The Treasury department announced last month it would require cryptocurrency transfers worth $10,000 or more to be reported to the US tax authorities. Officials from the country’s three leading federal bank regulators — the Comptroller of the Currency, the Federal Reserve and the Federal Deposit Insurance Corporation — have begun discussing how best to regulate the market.
Members of the Senate banking committee will meet on Wednesday to discuss the potential merits of a digital currency backed by the Fed, which some hope will provide more stability to the market.
Gensler is pushing to update America’s rules on investing in cryptocurrencies.
He told members of Congress last month there were “gaps” in the regulatory system and called for laws to clarify which regulator should oversee crypto exchanges in particular. He added that he wanted to provide crypto investors with similar protections to those they would have at the New York Stock Exchange or Nasdaq.
Peirce’s comments suggest that Gensler will encounter pushback from inside his own agency as he pursues his agenda.
Asked about Gensler’s comments on crypto exchanges, she said: “I am concerned about trying to make it harder for people to do truly peer-to-peer transactions . . . I think regulation doesn’t all have to happen at government-level. You can have pretty effective self-regulation.”
She added that her worries applied to attempts to enforce stricter rules for retail stock trading platforms as well.
Online trading apps such as Robinhood have come under scrutiny following the market turbulence unleashed this year, when an army of retail traders used them to drive up the share price of the games retailer GameStop.
US officials have raised questions about how such platforms encourage heavy trading with game-like features such as competitions, rewards and leader boards. But Peirce said all these were useful tools to encourage more people to invest in capital markets.

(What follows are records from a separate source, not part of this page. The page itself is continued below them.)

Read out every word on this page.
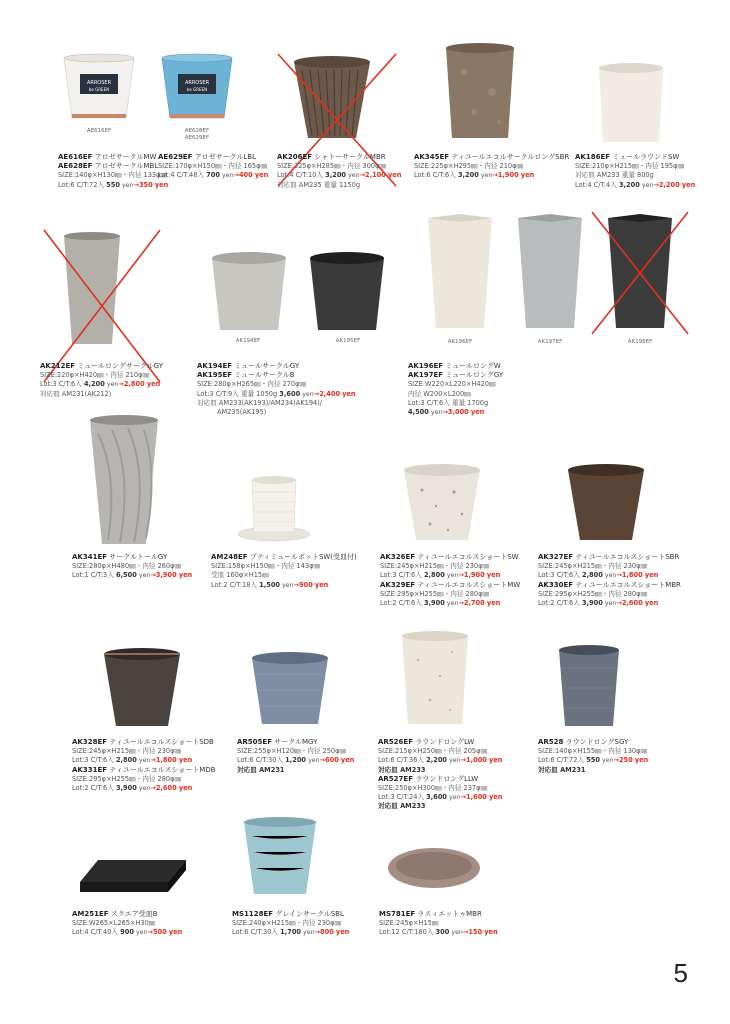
ARROSER
be GREEN
AE616EF
ARROSER
be GREEN
AE628EF
AE629EF
AE616EF アロゼサークルMW
AE628EF アロゼサークルMBL
SIZE:140φ×H130㎜・内径 133φ㎜
Lot:6 C/T:72入 550 yen→350 yen
AE629EF アロゼサークルLBL
SIZE:170φ×H150㎜・内径 165φ㎜
Lot:4 C/T:48入 700 yen→400 yen
AK206EF シャトーサークルMBR
SIZE:325φ×H285㎜・内径 300φ㎜
Lot:4 C/T:10入 3,200 yen→2,100 yen
対応皿 AM235 重量 1150g
AK345EF ティユールエコルサークルロングSBR
SIZE:225φ×H295㎜・内径 210φ㎜
Lot:6 C/T:6入 3,200 yen→1,900 yen
AK186EF ミュールラウンドSW
SIZE:210φ×H215㎜・内径 195φ㎜
対応皿 AM233 重量 800g
Lot:4 C/T:4入 3,200 yen→2,200 yen
AK194EF	AK195EF	AK196EF	AK197EF	AK198EF
AK212EF ミュールロングサークルGY
SIZE:220φ×H420㎜・内径 210φ㎜
Lot:3 C/T:6入 4,200 yen→2,800 yen
対応皿 AM231(AK212)
AK194EF ミュールサークルGY
AK195EF ミュールサークルB
SIZE:280φ×H265㎜・内径 270φ㎜
Lot:3 C/T:9入 重量 1050g 3,600 yen→2,400 yen
対応皿 AM233(AK193)/AM234(AK194)/
AM235(AK195)
AK196EF ミュールロングW
AK197EF ミュールロングGY
SIZE:W220×L220×H420㎜
内径 W200×L200㎜
Lot:3 C/T:6入 重量 1700g
4,500 yen→3,000 yen
AK341EF サークルトールGY
SIZE:280φ×H480㎜・内径 260φ㎜
Lot:1 C/T:3入 6,500 yen→3,900 yen
AM248EF プティミュールポットSW(受皿付)
SIZE:158φ×H150㎜・内径 143φ㎜
受皿 160φ×H15㎜
Lot:2 C/T:18入 1,500 yen→900 yen
AK326EF ティユールエコルスショートSW
SIZE:245φ×H215㎜・内径 230φ㎜
Lot:3 C/T:6入 2,800 yen→1,900 yen
AK329EF ティユールエコルスショートMW
SIZE:295φ×H255㎜・内径 280φ㎜
Lot:2 C/T:6入 3,900 yen→2,700 yen
AK327EF ティユールエコルスショートSBR
SIZE:245φ×H215㎜・内径 230φ㎜
Lot:3 C/T:6入 2,800 yen→1,800 yen
AK330EF ティユールエコルスショートMBR
SIZE:295φ×H255㎜・内径 280φ㎜
Lot:2 C/T:6入 3,900 yen→2,600 yen
AK328EF ティユールエコルスショートSDB
SIZE:245φ×H215㎜・内径 230φ㎜
Lot:3 C/T:6入 2,800 yen→1,800 yen
AK331EF ティユールエコルスショートMDB
SIZE:295φ×H255㎜・内径 280φ㎜
Lot:2 C/T:6入 3,900 yen→2,600 yen
AR505EF サークルMGY
SIZE:255φ×H120㎜・内径 250φ㎜
Lot:6 C/T:30入 1,200 yen→600 yen
対応皿 AM231
AR526EF ラウンドロングLW
SIZE:215φ×H250㎜・内径 205φ㎜
Lot:6 C/T:36入 2,200 yen→1,000 yen
対応皿 AM233
AR527EF ラウンドロングLLW
SIZE:250φ×H300㎜・内径 237φ㎜
Lot:3 C/T:24入 3,600 yen→1,600 yen
対応皿 AM233
AR528 ラウンドロングSGY
SIZE:140φ×H155㎜・内径 130φ㎜
Lot:6 C/T:72入 550 yen→250 yen
対応皿 AM231
AM251EF スクエア受皿B
SIZE:W265×L265×H30㎜
Lot:4 C/T:40入 900 yen→500 yen
MS1128EF グレインサークルSBL
SIZE:240φ×H215㎜・内径 230φ㎜
Lot:6 C/T:30入 1,700 yen→800 yen
MS781EF ラスィエットゥMBR
SIZE:245φ×H15㎜
Lot:12 C/T:180入 300 yen→150 yen
5
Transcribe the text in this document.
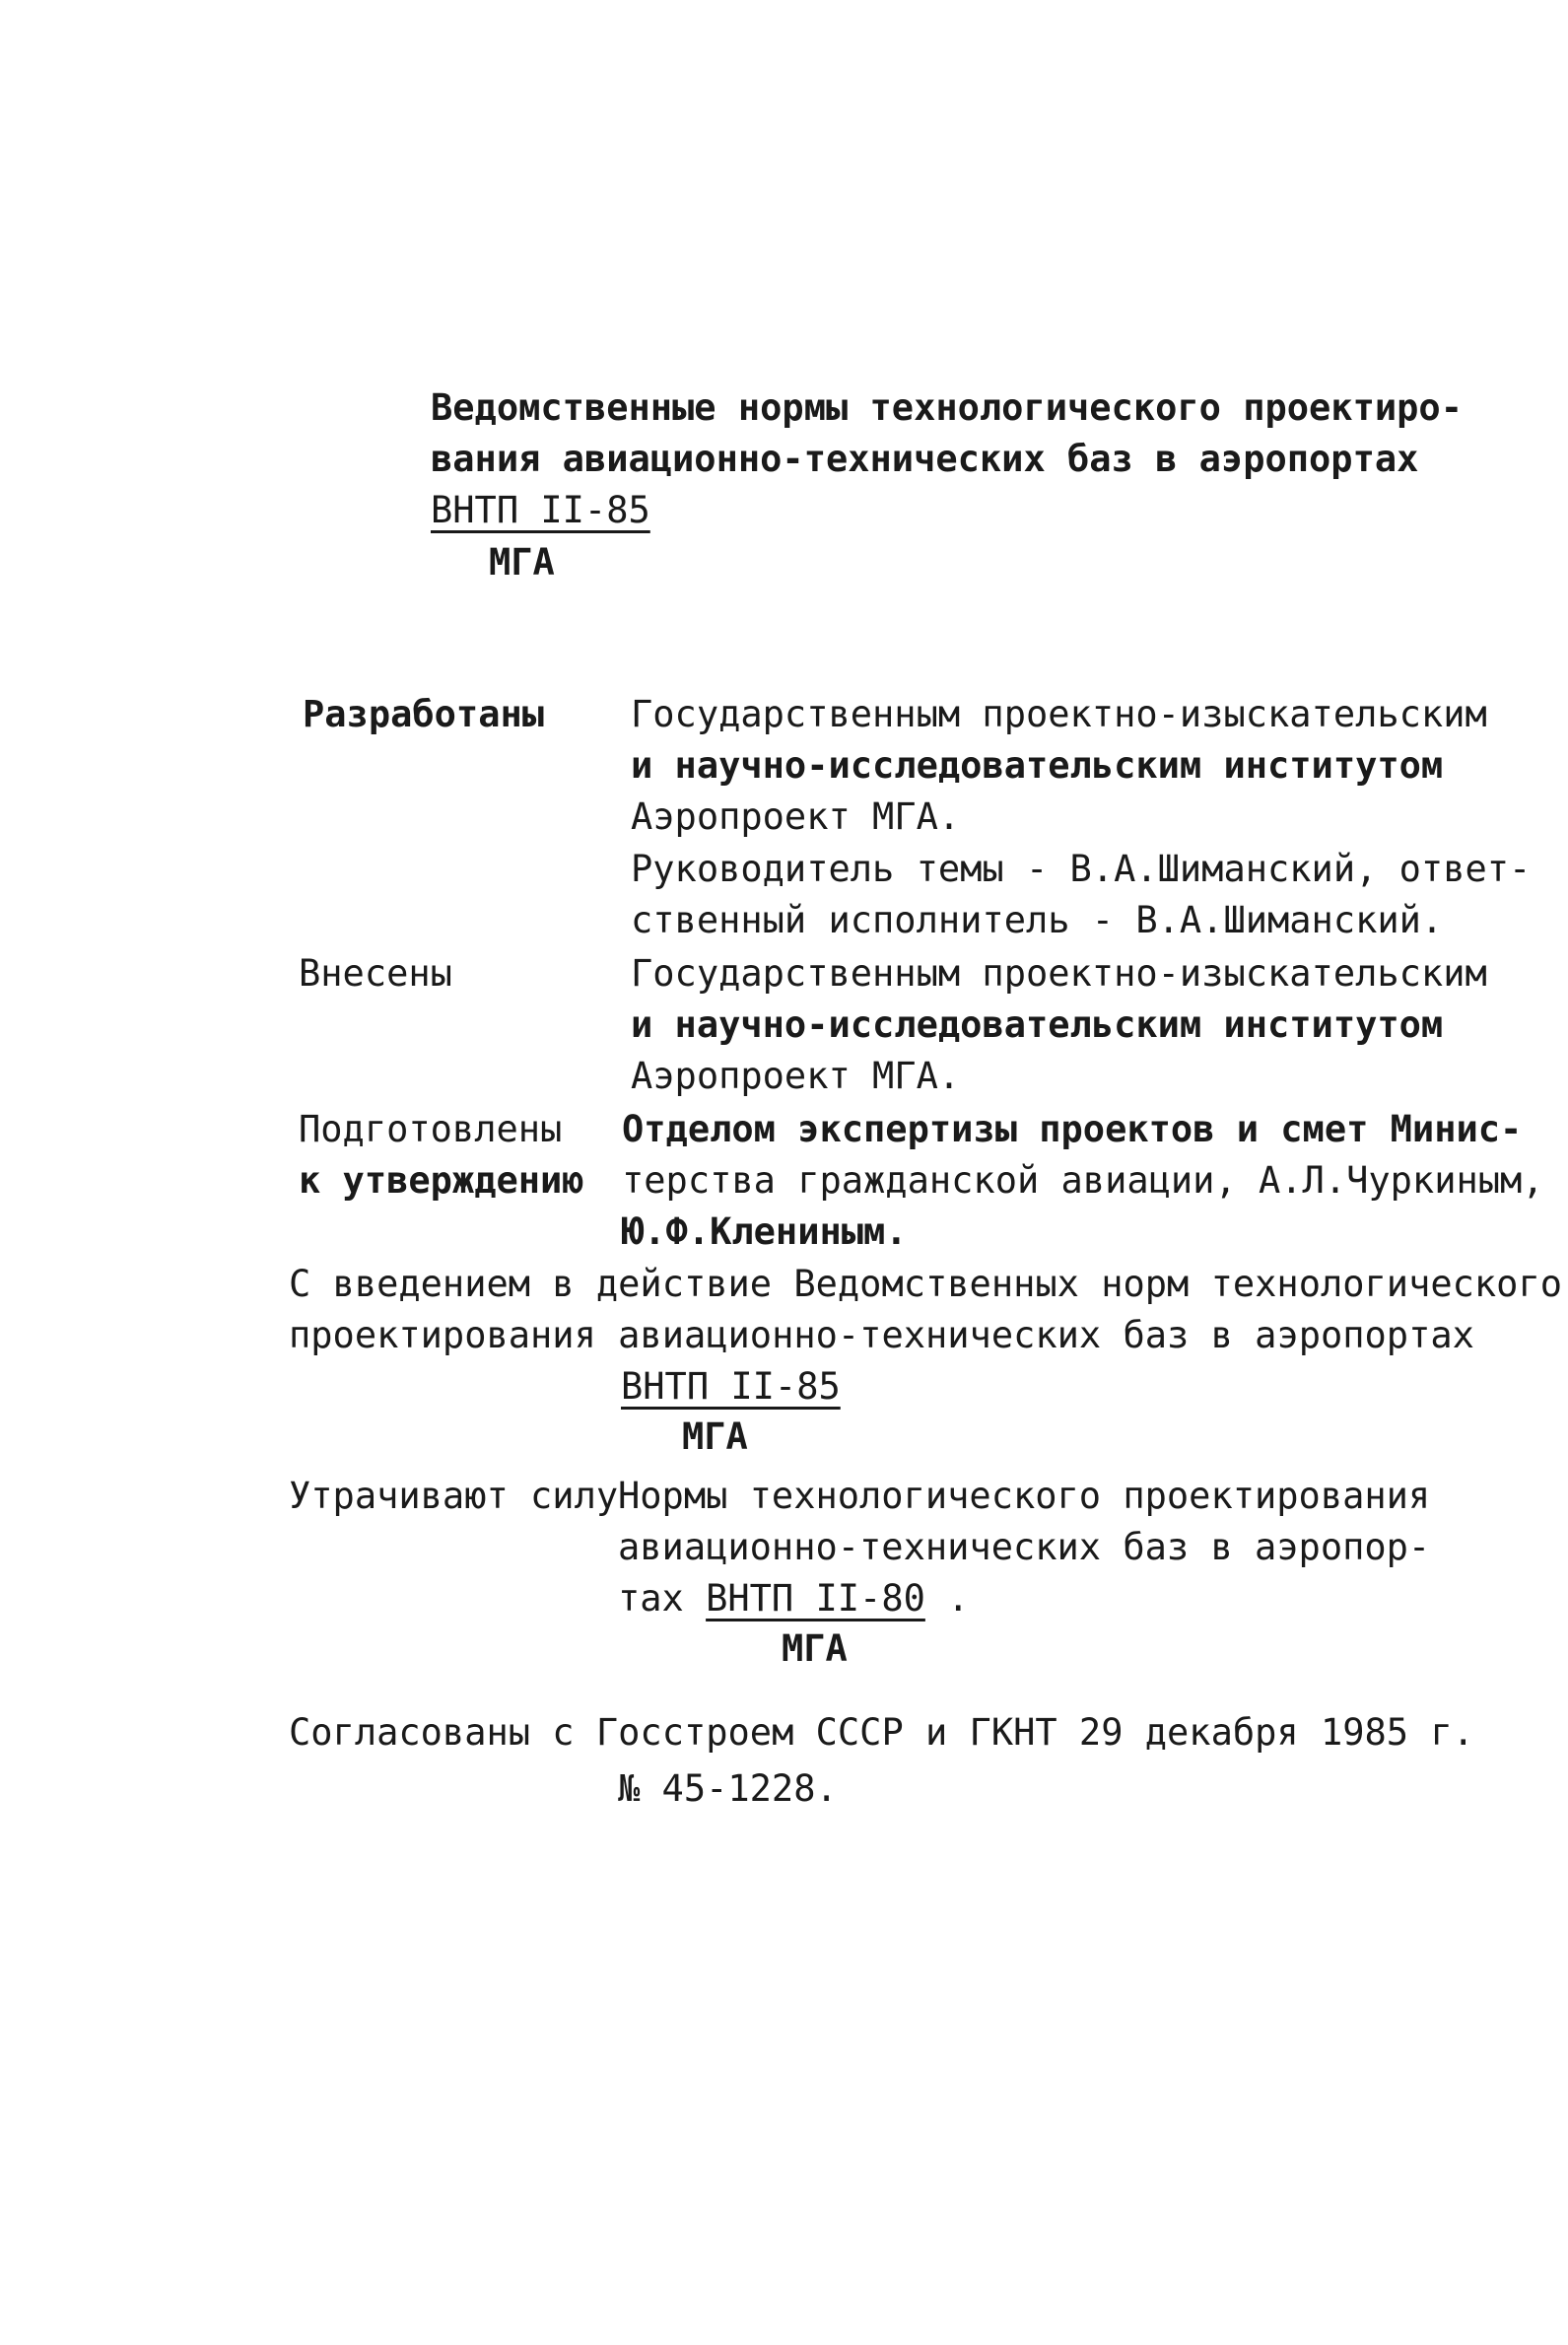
Ведомственные нормы технологического проектиро-
вания авиационно-технических баз в аэропортах
ВНТП II-85
МГА
Разработаны Государственным проектно-изыскательским
и научно-исследовательским институтом
Аэропроект МГА.
Руководитель темы - В.А.Шиманский, ответ-
ственный исполнитель - В.А.Шиманский.
Внесены	Государственным проектно-изыскательским
и научно-исследовательским институтом
Аэропроект МГА.
Подготовлены
к утверждению
Отделом экспертизы проектов и смет Минис-
терства гражданской авиации, А.Л.Чуркиным,
Ю.Ф.Клениным.
С введением в действие Ведомственных норм технологического
проектирования авиационно-технических баз в аэропортах
ВНТП II-85
МГА
Утрачивают силу Нормы технологического проектирования
авиационно-технических баз в аэропор-
тах ВНТП II-80 .
МГА
Согласованы с Госстроем СССР и ГКНТ 29 декабря 1985 г.
№ 45-1228.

“Gamification is not necessarily a bad thing; making financial platforms more user-friendly is not a bad thing,” she said. “Platforms like this should look like the other platforms in people’s lives.”
She added that one way to help educate users about the risks of such trading would be to make the SEC’s own messages more like games.
“We need to gamify our communications with investors,” she said. “We need to meet them where they are.”